Долото Адама замерло на полпути. Слова матроса странным образом отдавались в голове, как эхо. Он чувствовал, что смотрит на человека, который их произнес, щурясь и помаргивая, как будто не расслышал или слишком туп, чтобы понять. Слова отдавались в голове, как эхо всей его жизни.
— Дурак ты, говорю, круглый, — повторил человек. И поскольку Адам продолжал пялиться, добавил обиженно: — Ты ведь говоришь по-английски, а? Я слыхал, ты в тот день говорил по-английски.
Адам кивнул.
— Охота, значит, попасть в Америку? — спросил матрос.
Адам опять кивнул.
— Тем более дурак, — сказал матрос.
Но все же вынул изо рта трубку.
— Слушай, — сказал он. — Рано утром мы сделаем остановку в Касл Гарден. Бросим там якорь, чтобы освободиться от первой группы паразитов.
— Кого? — не понял Адам.
— Эмигрантов, — пояснил матрос. — Там, внизу, их набито штук двести пятьдесят, — он ткнул концом трубки в палубу. — Больше, чем сельдей в бочке. Но мы избавимся от них в Касл Гарден. Повышвыривают их за борт на катера, и полетят — кто кормой вперед, кто чайником, кто кувырком. И тебе бы так лететь вверх тормашками, если бы этому доброхоту Дункану не приспичило возвернуть тебя домой.
Моряк наставил трубку на Адама, сурово пресекая всякие надежды.
— Э-э, нет, — сказал он, — ты особо губешки-то не раскатывай. Они всех галочкой помечают, паразитов-то, там тебе ни в жизнь не слинять.

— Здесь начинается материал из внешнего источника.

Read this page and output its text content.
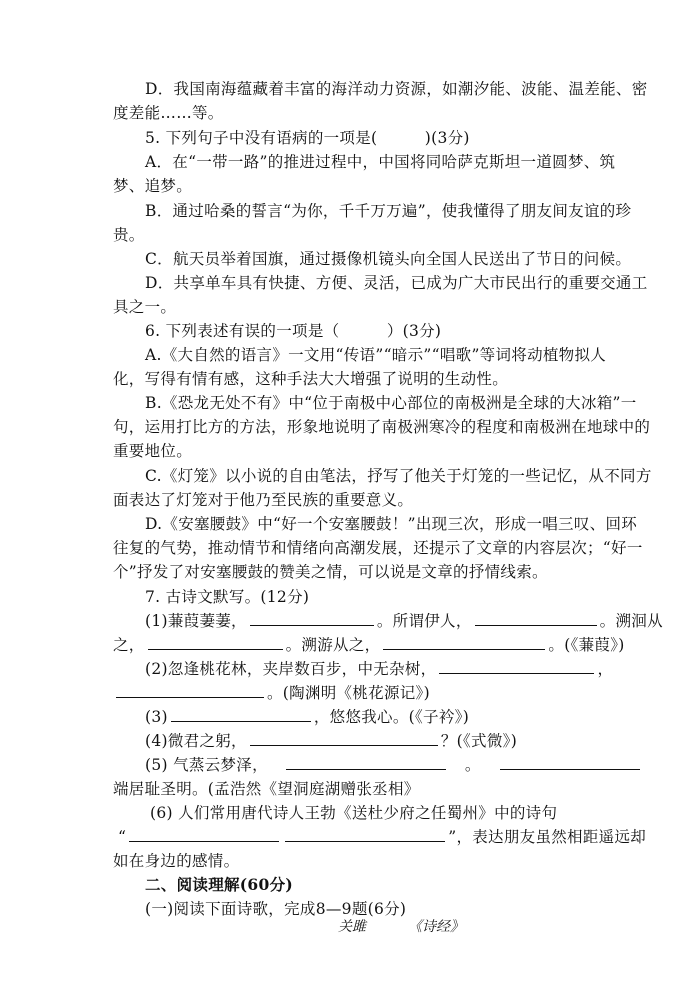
D．我国南海蕴藏着丰富的海洋动力资源，如潮汐能、波能、温差能、密
度差能……等。
5. 下列句子中没有语病的一项是(　　　)(3分)
A．在“一带一路”的推进过程中，中国将同哈萨克斯坦一道圆梦、筑
梦、追梦。
B．通过哈桑的誓言“为你，千千万万遍”，使我懂得了朋友间友谊的珍
贵。
C．航天员举着国旗，通过摄像机镜头向全国人民送出了节日的问候。
D．共享单车具有快捷、方便、灵活，已成为广大市民出行的重要交通工
具之一。
6. 下列表述有误的一项是（　　　）(3分)
A.《大自然的语言》一文用“传语”“暗示”“唱歌”等词将动植物拟人
化，写得有情有感，这种手法大大增强了说明的生动性。
B.《恐龙无处不有》中“位于南极中心部位的南极洲是全球的大冰箱”一
句，运用打比方的方法，形象地说明了南极洲寒冷的程度和南极洲在地球中的
重要地位。
C.《灯笼》以小说的自由笔法，抒写了他关于灯笼的一些记忆，从不同方
面表达了灯笼对于他乃至民族的重要意义。
D.《安塞腰鼓》中“好一个安塞腰鼓！”出现三次，形成一唱三叹、回环
往复的气势，推动情节和情绪向高潮发展，还提示了文章的内容层次；“好一
个”抒发了对安塞腰鼓的赞美之情，可以说是文章的抒情线索。
7. 古诗文默写。(12分)
(1)蒹葭萋萋，	。所谓伊人，	。溯洄从
之，	。溯游从之，	。(《蒹葭》)
(2)忽逢桃花林，夹岸数百步，中无杂树，	，
。(陶渊明《桃花源记》)
(3)	，悠悠我心。(《子衿》)
(4)微君之躬，	？(《式微》)
(5) 气蒸云梦泽，	。
端居耻圣明。(孟浩然《望洞庭湖赠张丞相》
(6) 人们常用唐代诗人王勃《送杜少府之任蜀州》中的诗句
“	”，表达朋友虽然相距遥远却
如在身边的感情。
二、阅读理解(60分)
(一)阅读下面诗歌，完成8—9题(6分)
关雎	《诗经》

Матрос ненадолго впал в задумчивость. Потом снова заговорил.
— После этого, — сказал он, — мы пойдем вверх по реке к месту стоянки. К тому времени уже свечереет. Как причалим, так начнется шум, гам и всеобщий тарарам. После того как господ пассажиров со всеми их манатками спровадят на берег, тут приходит черед остальных паразитов — тех, кто не мог оплатить проезд до Страны Свободы и посему записался в солдаты. Но теперь уж негодяи — то бишь Дункан и этот косоглазый пивной бочонок Голландец-голодранец — даже не почешутся никого пересчитывать. Просто спихнут их в теплые, заботливые руки Морской Пехоты Дядюшки Сэма. — Он замолчал. — Хо, хо! — вдруг загоготал он и снова замолчал, смакуя представшую перед его мысленным взором комичную картину.

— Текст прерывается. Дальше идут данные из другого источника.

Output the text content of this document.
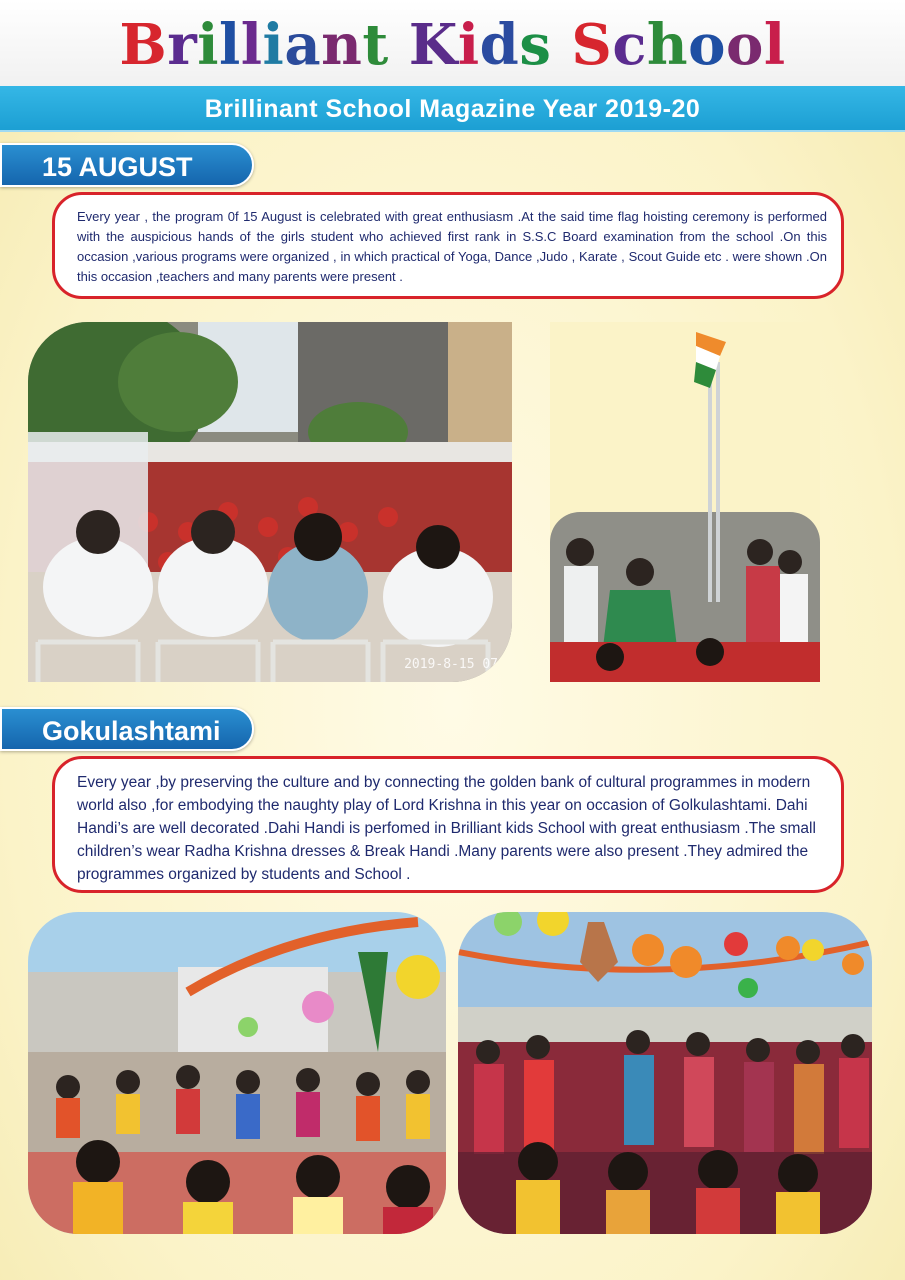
Brilliant Kids School
Brillinant School Magazine Year 2019-20
15 AUGUST

Every year , the program 0f 15 August is celebrated with great enthusiasm .At the said time flag hoisting ceremony is performed with the auspicious hands of the girls student who achieved first rank in S.S.C Board examination from the school .On this occasion ,various programs were organized , in which practical of Yoga, Dance ,Judo , Karate , Scout Guide etc . were shown .On this occasion ,teachers and many parents were present .

2019-8-15 07
Gokulashtami

Every year ,by preserving the culture and by connecting the golden bank of cultural programmes in modern world also ,for embodying the naughty play of Lord Krishna in this year on occasion of Golkulashtami. Dahi Handi’s are well decorated .Dahi Handi is perfomed in Brilliant kids School with great enthusiasm .The small children’s wear Radha Krishna dresses & Break Handi .Many parents were also present .They admired the programmes organized by students and School .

— Ну слушай, — продолжил он. — Вот их спихнули. Стоит в этот момент поглядеть на их рожи. Ведь они всю дорогу думали о щедром вознаграждении о том, что им останется от восьми обещанных сотен долларов после того, как все агенты и вербовщики получат свою долю. Они думали о попойках или о девках, о том, как их произведут в сержанты, и как они разбогатеют. Единственное, о чем они не думали — это о возможности получить пулю в брюхо.
А тут они видят этот трап, ведущий к Американской земле, и вдруг все дружно начинают думать о возможности получить пулю в брюхо. У них это на рожах написано. Они пятятся, жмутся, липнут друг к дружке, как густая овсянка, храбрые, как овцы, и лица у них зеленеют, короче, ведут себя в точности как тот парень, который попросил палача: подождите, пожалуйста, минутку, я высморкаюсь. Вот тут приготовься.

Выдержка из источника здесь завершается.